Batched seq2seq in RNNs

BramVanroy · September 8, 2020, 10:28am

I’m having difficulties getting my head around how to efficiently do batched training in pre-transformer (RNN) networks.

On the decoder side, I think we would typically see something like this (for simplicity’s sake, we’ll use a GRU which does not have a cell state but only a hidden state). Please correct me if this wrong!

# first input is beginning-of-sentence token
dec_in = torch.tensor([[BOS]])
# first hidden state is the last encoder hidden state
dec_h = enc_h

# iterate for the expected length
for idx in range(target_len):
    # pass input and hidden state to decoder
    dec_out, dec_h = decoder(dec_in, dec_h)

    # get highest scoring prob and its corresponding word idx
    topv, topi = dec_out.topk(1)
    # use best predicted word as input for next word
    dec_in = topi.squeeze().detach()
    
    # compare the predicted idx with the actual idx at this position
    loss += criterion(dec_in, target_idxs[idx])
    # stop generating new words when we hit end-of-sentence token
    if dec_in.item() == EOS:
        break

My question is how this works in a batched setting, particularly because the position of the EOS token differs between items in a batch. Should we add an additional inner loop to check for each returned item in the batch how it performs and whether it has reached an EOS token, and if so - remove it from the batch?

My assumption is that we just do not check for EOS. The problem that I have with that is that you will then still count “finished” sentences (that had EOS predicted) towards loss. So you will penalize the model if it predicts anything but PAD after EOS. I am not sure if that is what you’d want or need.

All helpful comments or additional resources are welcome.

guillaumekln · September 9, 2020, 7:58am

Usually we simply mask the cross entropy for padding positions, so that out of range positions do not contribute to the loss.

In PyTorch, you can set the ignore_index argument in the loss objects, for example:

https://pytorch.org/docs/stable/generated/torch.nn.CrossEntropyLoss.html#torch.nn.CrossEntropyLoss

BramVanroy · September 9, 2020, 8:19am

Surely that must provide quite some overhead, especially for larger batches. Even for “finished” sentences you still do a forward pass?

Looking at the code snippet that I posted, I seem to have made a mistake: I only feed the previously predicted token to the LSTM. Should we not feed all previously t-1 predicted tokens to the LSTM? Or does the hidden state already capture that information?

guillaumekln · September 9, 2020, 8:23am

During training, batches are usually prepared with sentences having the same (or similar) length.

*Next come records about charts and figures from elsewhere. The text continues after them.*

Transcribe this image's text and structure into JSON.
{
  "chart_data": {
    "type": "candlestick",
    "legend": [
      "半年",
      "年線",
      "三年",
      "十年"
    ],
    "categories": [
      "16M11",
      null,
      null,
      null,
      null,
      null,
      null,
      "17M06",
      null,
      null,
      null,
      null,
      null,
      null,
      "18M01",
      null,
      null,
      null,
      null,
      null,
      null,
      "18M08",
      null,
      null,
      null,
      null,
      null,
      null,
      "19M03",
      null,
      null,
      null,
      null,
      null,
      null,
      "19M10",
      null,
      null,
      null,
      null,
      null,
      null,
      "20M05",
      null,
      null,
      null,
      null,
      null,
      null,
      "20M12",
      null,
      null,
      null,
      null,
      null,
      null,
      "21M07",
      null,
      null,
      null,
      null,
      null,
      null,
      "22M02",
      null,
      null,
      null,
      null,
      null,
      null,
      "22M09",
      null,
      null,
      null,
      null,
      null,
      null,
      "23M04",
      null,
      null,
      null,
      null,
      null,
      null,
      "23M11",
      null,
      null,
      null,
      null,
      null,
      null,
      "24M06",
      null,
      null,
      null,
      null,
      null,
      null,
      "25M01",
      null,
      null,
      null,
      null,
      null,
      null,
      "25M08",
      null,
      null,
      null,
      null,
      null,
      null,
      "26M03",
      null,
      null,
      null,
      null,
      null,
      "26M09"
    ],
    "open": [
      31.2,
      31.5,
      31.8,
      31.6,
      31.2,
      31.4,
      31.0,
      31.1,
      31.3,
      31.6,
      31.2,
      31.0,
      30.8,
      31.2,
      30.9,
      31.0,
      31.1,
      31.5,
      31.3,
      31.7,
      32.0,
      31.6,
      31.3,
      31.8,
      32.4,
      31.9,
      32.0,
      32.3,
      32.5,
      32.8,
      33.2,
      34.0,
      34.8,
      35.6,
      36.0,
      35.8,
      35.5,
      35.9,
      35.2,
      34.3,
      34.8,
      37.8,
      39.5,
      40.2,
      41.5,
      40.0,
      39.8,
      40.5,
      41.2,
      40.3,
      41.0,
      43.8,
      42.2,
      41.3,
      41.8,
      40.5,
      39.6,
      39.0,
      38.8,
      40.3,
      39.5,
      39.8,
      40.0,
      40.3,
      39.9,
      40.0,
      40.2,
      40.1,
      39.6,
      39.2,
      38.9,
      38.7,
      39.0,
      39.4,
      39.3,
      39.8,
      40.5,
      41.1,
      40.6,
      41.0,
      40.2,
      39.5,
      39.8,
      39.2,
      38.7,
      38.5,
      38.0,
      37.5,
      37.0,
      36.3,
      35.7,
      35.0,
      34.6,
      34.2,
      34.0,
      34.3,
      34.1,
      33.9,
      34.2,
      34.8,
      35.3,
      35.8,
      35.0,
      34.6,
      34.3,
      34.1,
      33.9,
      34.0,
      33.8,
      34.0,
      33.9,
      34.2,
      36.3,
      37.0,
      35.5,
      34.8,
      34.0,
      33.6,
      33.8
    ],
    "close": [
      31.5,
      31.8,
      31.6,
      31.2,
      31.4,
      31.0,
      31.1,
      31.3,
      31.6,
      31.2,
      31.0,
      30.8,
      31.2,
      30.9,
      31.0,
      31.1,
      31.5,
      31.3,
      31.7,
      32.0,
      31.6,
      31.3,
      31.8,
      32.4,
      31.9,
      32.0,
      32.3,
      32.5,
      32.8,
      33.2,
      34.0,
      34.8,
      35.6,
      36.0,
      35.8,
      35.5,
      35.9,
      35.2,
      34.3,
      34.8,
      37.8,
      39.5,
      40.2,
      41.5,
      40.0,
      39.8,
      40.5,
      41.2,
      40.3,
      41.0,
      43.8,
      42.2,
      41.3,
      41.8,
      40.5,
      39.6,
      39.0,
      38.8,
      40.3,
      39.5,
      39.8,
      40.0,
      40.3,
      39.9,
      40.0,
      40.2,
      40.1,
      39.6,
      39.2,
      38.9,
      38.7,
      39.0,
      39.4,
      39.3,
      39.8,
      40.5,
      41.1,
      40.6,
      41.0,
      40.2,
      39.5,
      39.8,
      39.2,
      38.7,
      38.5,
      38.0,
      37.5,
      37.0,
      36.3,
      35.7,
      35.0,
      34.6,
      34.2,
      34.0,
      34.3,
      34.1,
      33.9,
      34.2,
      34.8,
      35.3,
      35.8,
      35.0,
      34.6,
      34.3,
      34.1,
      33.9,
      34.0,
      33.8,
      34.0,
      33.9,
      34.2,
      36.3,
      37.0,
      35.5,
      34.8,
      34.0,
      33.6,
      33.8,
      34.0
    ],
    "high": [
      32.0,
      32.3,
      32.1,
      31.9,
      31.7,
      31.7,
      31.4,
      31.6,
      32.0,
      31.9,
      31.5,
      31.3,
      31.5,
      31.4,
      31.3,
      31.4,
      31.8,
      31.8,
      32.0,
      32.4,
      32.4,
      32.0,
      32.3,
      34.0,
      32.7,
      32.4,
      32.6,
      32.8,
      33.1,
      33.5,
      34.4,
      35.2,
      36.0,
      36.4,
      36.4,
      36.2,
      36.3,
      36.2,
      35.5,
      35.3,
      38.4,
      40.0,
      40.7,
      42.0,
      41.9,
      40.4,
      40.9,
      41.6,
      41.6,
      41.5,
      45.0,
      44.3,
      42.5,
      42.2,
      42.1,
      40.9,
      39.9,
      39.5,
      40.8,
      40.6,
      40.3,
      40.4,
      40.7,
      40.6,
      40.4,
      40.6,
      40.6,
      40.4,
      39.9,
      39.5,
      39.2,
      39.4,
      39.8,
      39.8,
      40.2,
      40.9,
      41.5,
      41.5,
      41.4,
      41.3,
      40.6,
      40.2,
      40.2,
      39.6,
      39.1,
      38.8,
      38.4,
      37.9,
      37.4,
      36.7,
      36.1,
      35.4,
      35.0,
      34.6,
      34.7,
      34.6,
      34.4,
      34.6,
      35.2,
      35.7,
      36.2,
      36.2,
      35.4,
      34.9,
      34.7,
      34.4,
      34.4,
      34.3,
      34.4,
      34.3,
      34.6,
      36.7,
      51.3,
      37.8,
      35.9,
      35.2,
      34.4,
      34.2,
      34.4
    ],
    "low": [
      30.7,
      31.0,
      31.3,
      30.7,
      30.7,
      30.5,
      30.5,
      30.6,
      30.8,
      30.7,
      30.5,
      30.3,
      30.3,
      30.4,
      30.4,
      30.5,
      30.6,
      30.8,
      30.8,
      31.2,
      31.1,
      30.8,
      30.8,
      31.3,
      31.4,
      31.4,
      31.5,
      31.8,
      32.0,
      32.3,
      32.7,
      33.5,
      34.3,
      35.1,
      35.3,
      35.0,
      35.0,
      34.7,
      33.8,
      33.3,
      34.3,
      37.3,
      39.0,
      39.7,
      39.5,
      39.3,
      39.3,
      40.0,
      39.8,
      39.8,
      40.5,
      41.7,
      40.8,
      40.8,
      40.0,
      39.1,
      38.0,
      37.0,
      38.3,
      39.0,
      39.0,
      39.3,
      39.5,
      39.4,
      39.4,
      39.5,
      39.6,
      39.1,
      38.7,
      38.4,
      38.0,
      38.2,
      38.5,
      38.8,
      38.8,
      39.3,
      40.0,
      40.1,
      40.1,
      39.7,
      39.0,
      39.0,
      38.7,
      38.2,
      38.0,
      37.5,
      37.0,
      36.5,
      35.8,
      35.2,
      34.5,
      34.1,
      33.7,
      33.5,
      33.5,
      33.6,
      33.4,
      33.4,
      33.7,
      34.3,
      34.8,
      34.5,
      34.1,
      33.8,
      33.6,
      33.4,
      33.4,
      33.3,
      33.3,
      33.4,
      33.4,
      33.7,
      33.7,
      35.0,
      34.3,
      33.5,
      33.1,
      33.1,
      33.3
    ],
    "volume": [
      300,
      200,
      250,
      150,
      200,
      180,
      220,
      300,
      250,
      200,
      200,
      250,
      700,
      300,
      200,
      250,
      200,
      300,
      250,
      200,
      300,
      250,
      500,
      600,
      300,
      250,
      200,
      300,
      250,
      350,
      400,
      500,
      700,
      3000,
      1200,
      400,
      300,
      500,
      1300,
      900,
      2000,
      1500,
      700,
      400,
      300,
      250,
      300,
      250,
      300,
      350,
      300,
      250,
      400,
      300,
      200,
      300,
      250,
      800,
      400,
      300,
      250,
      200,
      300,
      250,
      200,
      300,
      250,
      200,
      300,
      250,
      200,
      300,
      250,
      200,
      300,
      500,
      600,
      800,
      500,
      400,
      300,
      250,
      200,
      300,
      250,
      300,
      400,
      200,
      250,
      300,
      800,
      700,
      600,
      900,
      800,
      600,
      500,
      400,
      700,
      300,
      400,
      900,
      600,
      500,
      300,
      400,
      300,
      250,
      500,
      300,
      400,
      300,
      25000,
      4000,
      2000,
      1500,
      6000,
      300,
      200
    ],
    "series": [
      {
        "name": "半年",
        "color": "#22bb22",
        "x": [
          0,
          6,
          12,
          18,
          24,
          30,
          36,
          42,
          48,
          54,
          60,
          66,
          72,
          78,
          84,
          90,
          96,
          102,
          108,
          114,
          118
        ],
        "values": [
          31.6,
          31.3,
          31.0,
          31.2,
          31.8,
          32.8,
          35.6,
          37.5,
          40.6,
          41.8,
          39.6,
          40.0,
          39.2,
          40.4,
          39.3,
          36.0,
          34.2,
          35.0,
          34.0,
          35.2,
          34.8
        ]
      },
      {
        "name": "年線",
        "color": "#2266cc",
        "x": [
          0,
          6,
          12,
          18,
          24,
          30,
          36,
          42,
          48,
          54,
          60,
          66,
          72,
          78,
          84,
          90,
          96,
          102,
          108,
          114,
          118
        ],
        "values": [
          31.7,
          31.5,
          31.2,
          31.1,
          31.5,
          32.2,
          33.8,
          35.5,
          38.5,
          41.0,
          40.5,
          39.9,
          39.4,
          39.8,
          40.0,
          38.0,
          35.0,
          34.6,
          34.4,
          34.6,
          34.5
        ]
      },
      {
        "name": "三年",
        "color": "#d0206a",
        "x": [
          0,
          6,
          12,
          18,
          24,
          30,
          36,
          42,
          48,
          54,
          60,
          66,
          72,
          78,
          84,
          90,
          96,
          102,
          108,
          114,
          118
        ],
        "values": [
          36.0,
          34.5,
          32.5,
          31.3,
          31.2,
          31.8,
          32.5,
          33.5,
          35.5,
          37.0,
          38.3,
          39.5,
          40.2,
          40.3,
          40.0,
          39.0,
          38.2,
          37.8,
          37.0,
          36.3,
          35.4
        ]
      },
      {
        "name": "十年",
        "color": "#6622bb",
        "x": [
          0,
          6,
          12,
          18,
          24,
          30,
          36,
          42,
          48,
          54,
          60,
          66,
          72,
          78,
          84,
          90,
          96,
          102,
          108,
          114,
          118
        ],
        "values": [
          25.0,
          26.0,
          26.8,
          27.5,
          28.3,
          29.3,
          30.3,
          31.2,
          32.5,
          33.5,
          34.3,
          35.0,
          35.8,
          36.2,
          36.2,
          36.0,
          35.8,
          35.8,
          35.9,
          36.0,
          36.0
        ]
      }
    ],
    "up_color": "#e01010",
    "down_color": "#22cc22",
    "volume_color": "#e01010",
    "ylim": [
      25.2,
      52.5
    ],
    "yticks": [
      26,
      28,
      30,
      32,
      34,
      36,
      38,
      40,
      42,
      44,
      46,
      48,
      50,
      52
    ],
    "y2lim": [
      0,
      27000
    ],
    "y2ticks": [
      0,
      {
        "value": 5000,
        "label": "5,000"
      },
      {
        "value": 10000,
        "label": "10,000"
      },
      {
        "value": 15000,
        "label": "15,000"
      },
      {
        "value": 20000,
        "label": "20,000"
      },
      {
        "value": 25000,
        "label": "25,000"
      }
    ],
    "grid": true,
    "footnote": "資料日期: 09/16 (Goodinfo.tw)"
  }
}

So in practice this is not an issue.

For RNN, you only feed the last step and the states capture the context of the previous steps.

BramVanroy · September 9, 2020, 8:48am

Yes, that is a good point about sorted batches. Hadn’t thought about that, thanks.

After thinking about it more, I think I understood it. It makes sense that in an RNN the previous tokens are not necessary because the last states already contain the information of those. If we did not have access to the previous states, we would need to pass all tokens through the RNN again, but considering we always have access to the latest states, we can just use those. So basically we can just use an RNNCell rather than an RNNLayer.

As a final question: the process above works for RNN and GRU, but LSTM has an additional hidden state (cell state). The question that I am trying to get my head around is, what is the semantic difference here - what do they represent differently? I know the code, but not what the concepts are supposed to intuitively mean. Related to that, should the encoder state be used to initialize the hidden state or the cell state, or both? (I’d think hidden state but I am not sure why.)

guillaumekln · September 9, 2020, 8:59am

This blog post has some information:

http://colah.github.io/posts/2015-08-Understanding-LSTMs/

The cell state is kind of like a conveyor belt. It runs straight down the entire chain, with only some minor linear interactions. It’s very easy for information to just flow along it unchanged.

So the cell state can carry information over longer distances.

OpenNMT typically copies both the hidden and cell states to the decoder. I’ve seen other implementations that only copy the hidden state. I’m not sure which one is best.

BramVanroy · September 9, 2020, 9:20am

Thanks for the information, I’ll dig into it later when I find the time!

My question comes from some things that I wanted to try, namely using pretrained sentence embeddings instead of an encoder. In an RNN/GRU this is straightforward, but in an LSTM I wasn’t sure whether the the s-embedding should be used to init the hidden state or the cell state. I’ve got a good response on the original topic over at the PyTorch Forums, but your help for the more detailed MT-questions was very helpful, so thanks!